Pulmonary Endarterectomy

What treatment options are available for CTEPH?

The gold-standard and curative treatment for CTEPH is through a surgical procedure called Pulmonary Endarterectomy (PEA). However, some patients diagnosed with CTEPH have advanced disease that is not amenable to this surgical therapy. It is imperative that on diagnosis or on suspicion of the condition, patients are promptly referred to a specialist centre with multi-disciplinary expertise in the comprehensive evaluation and management of CTEPH. This includes specialists in radiology, pulmonary hypertension, in the surgical procedure and in post-operative intensive care. Early referral and assessment of operability ensures the best opportunity for a curative surgical procedure. 

Even with surgery, a percentage of patients will have some residual disease that can be managed medically or by percutaneous intervention called Balloon Pulmonary Angioplasty (BPA). BPA is also recommended for CTEPH patients who are symptomatic but whose disease is not sufficiently extensive to warrant the risk of complex PEA surgery. Very few centres in the world have the necessary Interventional Radiology skills to perform BPA procedures for CTEPH. 

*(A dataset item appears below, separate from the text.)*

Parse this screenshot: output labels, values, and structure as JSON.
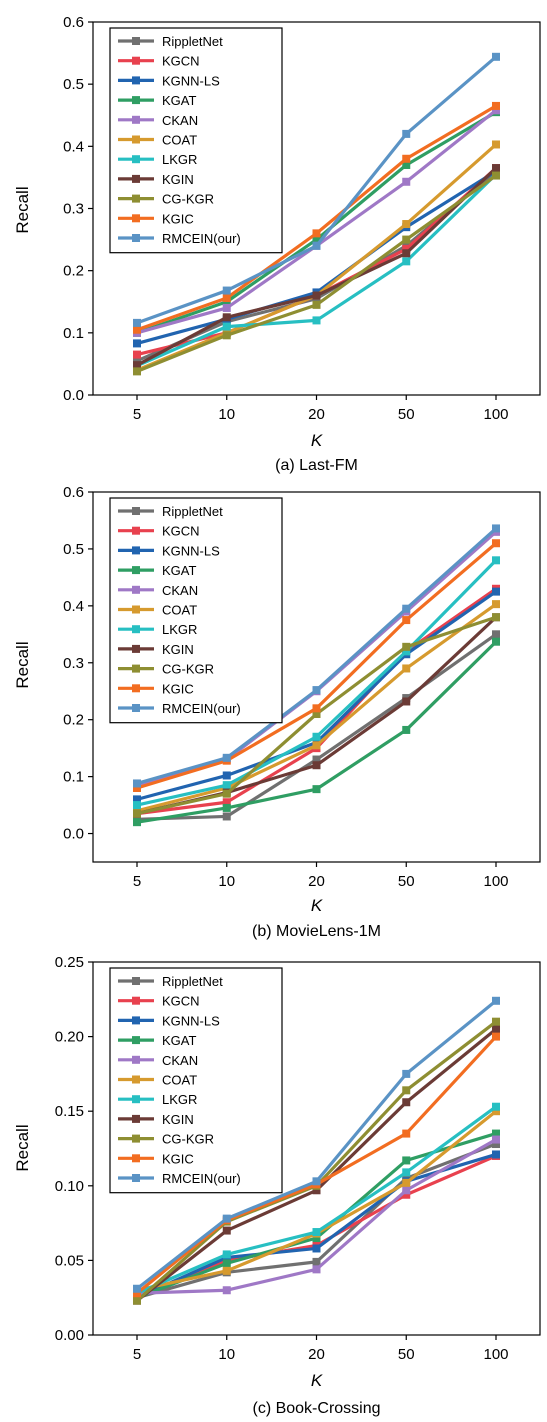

CTEPH patients who are not suitable for surgery, BPA intervention, only have minimal or recurrent disease, are best served with medical management. Although there are numerous drugs which increase the diameter of the lung arteries (pulmonary vasodilators), only a single agent (a soluble guanylate cyclase stimulator) has been internationally approved as the evidence-based therapy for CTEPH. Medical management also includes mandatory life-long anticoagulation with Warfarin to prevent recurrence or further exacerbation of disease.

Pulmonary Endarterectomy

What is involved in Pulmonary Endarterectomy?

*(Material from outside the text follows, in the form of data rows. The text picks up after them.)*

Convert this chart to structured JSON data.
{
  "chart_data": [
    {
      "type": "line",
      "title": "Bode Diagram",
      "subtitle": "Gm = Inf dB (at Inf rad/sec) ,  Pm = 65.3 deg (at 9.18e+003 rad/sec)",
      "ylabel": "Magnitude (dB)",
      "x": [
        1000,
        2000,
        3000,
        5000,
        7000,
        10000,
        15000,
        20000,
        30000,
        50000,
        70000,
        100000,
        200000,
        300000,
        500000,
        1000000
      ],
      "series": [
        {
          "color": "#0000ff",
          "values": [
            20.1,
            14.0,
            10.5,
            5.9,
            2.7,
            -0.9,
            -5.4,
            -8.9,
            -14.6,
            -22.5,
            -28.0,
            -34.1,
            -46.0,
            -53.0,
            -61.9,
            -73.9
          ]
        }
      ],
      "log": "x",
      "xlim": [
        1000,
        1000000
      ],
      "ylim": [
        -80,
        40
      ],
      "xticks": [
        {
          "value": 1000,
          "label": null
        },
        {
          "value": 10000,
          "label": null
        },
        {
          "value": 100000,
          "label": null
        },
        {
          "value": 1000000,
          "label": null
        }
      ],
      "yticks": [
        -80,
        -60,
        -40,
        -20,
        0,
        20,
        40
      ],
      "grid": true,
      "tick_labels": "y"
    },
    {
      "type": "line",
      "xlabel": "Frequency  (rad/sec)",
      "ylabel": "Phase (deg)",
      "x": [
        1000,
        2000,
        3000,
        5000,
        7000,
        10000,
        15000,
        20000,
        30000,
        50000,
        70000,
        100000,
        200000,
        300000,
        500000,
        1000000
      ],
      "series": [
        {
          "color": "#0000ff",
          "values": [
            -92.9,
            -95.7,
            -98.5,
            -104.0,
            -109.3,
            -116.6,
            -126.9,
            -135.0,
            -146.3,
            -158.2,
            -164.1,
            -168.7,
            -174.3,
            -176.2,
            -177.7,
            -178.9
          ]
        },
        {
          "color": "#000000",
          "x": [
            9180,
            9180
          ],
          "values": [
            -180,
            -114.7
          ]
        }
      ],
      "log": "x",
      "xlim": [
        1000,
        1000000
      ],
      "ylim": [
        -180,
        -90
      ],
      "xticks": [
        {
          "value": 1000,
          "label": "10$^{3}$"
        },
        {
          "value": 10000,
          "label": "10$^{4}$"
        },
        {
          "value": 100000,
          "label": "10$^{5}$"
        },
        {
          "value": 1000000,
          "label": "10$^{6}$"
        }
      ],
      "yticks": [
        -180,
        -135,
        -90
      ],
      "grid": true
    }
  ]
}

Pulmonary Endarterectomy (PEA), historically referred to as Pulmonary Thromboendarterectmy, is a complex surgical procedure that is a curative treatment for selected patients diagnosed with advanced CTEPH. Surgery involves general anaesthesia, a midline opening of the chest (sternotomy) as per most heart operations and the use of the heart-lung machine. As it is impossible to see through blood, the procedure requires cooling the body to 20℃ (deep hypothermia) and periods of circulatory arrest so that no blood is flowing. This technique of deep hypothermic circulatory arrest is a very safe and well established practice in cardiothoracic surgery. It permits excellent visualization of the disease so that all of the obstructive material can be removed to re-establish adequate blood flow in the pulmonary arteries. Sometimes, a portion of the disease that is very distal in the pulmonary arteries may not be amenable to PEA surgery. This results in some patients being left with a degree of residual disease and associated PH which may necessitate a combination of medical and BPA treatment.

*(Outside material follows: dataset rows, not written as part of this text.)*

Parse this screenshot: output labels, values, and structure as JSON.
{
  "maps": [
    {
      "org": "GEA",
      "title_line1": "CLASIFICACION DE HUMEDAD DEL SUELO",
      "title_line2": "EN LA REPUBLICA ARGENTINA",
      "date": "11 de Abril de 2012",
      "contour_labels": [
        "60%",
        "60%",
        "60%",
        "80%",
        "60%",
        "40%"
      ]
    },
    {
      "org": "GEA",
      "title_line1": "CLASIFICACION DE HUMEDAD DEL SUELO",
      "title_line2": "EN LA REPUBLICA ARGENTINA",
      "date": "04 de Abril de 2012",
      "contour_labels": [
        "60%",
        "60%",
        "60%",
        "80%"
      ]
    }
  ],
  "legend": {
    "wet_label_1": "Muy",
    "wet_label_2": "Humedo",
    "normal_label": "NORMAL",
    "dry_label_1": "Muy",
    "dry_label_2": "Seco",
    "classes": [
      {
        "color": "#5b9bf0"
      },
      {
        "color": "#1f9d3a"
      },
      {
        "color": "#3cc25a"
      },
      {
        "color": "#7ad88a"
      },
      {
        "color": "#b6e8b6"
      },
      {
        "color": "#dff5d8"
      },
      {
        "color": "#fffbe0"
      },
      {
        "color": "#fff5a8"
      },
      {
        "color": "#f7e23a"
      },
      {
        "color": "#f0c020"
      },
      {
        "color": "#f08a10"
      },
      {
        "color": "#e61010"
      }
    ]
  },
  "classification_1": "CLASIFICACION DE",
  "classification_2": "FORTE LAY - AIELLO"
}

The outcomes from PEA surgery depend on the degree of PH, the extent and distribution of the disease, as well as patient age and other concomitant medical conditions. In experienced centres with a focused CTEPH team, the immediate risk of surgery is under 5%. For those patients whose pulmonary pressures return to normal immediately after surgery, the outcome is excellent with a survival prognosis similar to peers of the same age in the community. When all high and low risk patients are grouped together, the expected survival following hospital discharge is around 90% at 5 years, 80% at 10 years and 60% at 15 years. 

The key to CTEPH patients attaining the best medical management and long-term survival is through timely referral to a specialist centre. The referral should be made before initiating vasodilator therapy so that no time is lost in identifying those patients for whom surgery can be entirely curative with normal life expectancy.